I have not been asked to determine those findings within this hearing. The schedule served by X very shortly before the hearing comes very late in the proceedings and after the evidence was filed. The parents have not responded to those allegations (in the knowledge they were pursued) previously.
Finding 6 – I do not make this finding. It was clearly wrong of the M to leave Z in the care of X. It was unreasonable and negligent care. Fortunately, when M did so, although she exposed Z (and X) to unacceptable risks, nothing happened which caused Z harm.
Finding 7 – I do find that the parents lacked understanding and insight into X’s needs and struggled to support his development. Whilst the work they have done with RUBA following the parenting assessment has improved their insight and understanding, at the relevant date the evidence supports such a finding. In particular, the evidence that X’s school engagement improved significantly once he was placed in the paternal aunt’s care. Additional evidence in support is contained in the unchallenged evidence of the ISW that the parents lacked insight into his needs, coupled with concerns about their ability to manage routines and boundaries for him. Finally, X’s guardian discussed X with the parents in March 2023. Her evidence, unchallenged, was that the parents’ insight into his needs was quite limited and in its infancy.
Finding 8 – The parents did rely on X to support their care of the younger children, which placed unreasonable responsibility upon X. The other children have spoken of being left in X’s care and given it is now acknowledged by M that she left Z with X, it does appear likely that she would have acted similarly in relation to them. What X has said appears to confirm this. He has described looking after his brother W who was hyper and being expected to discipline his siblings. Whilst it would not necessarily be unreasonable to expect a young person of X’s age to offer some assistance, X’s own profile and the extent of his difficulties meant that this was not acceptable parenting. It reinforces the evidence already referred to above at paragraph 316 that the parents’ insight into the extent of X’s difficulties was limited.
Next Steps
Until shortly before this hearing, the LA position was that there could be a combined fact-finding/welfare hearing. This reflected the evidence on welfare which suggests that the children should return to the parents’ care.
The parties need to consider what, if anything, is required to bring these long- running proceedings to a conclusion.
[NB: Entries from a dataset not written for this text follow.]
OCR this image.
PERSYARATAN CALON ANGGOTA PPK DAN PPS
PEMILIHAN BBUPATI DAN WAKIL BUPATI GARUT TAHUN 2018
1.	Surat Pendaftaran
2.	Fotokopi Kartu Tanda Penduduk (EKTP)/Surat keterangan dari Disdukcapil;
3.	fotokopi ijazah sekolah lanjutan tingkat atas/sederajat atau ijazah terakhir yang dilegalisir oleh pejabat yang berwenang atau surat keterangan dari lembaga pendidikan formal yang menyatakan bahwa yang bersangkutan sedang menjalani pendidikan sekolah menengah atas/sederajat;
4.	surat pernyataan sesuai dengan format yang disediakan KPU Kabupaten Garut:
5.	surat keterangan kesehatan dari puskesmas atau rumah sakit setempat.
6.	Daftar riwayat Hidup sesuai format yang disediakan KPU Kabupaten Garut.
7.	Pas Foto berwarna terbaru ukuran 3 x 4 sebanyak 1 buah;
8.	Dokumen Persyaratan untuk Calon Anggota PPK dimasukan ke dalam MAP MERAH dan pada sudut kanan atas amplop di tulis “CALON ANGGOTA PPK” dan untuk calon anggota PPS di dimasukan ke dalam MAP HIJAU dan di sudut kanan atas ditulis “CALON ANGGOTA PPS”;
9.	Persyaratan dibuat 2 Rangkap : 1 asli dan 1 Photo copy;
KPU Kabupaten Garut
Subject to further submissions, the court is unlikely to favour any lengthy adjournment of the welfare hearing.
The key issues which need to be explored to enable the development of an appropriate safety plan, to enable the rehabilitation of all the children to their parents’ care, are: the mother’s and father’s responses to the judgment; any ongoing risk to the remaining children; the parental relationship in which M did not feel able to share her worries about coping with F; wider family support and the external supports and services which could improve the family’s circumstances, including housing. In this regard, the court notes that the particular factors prevailing
and compromising M’s care of Z at the time M inflicted Z’s injury are no longer present because of her untimely death.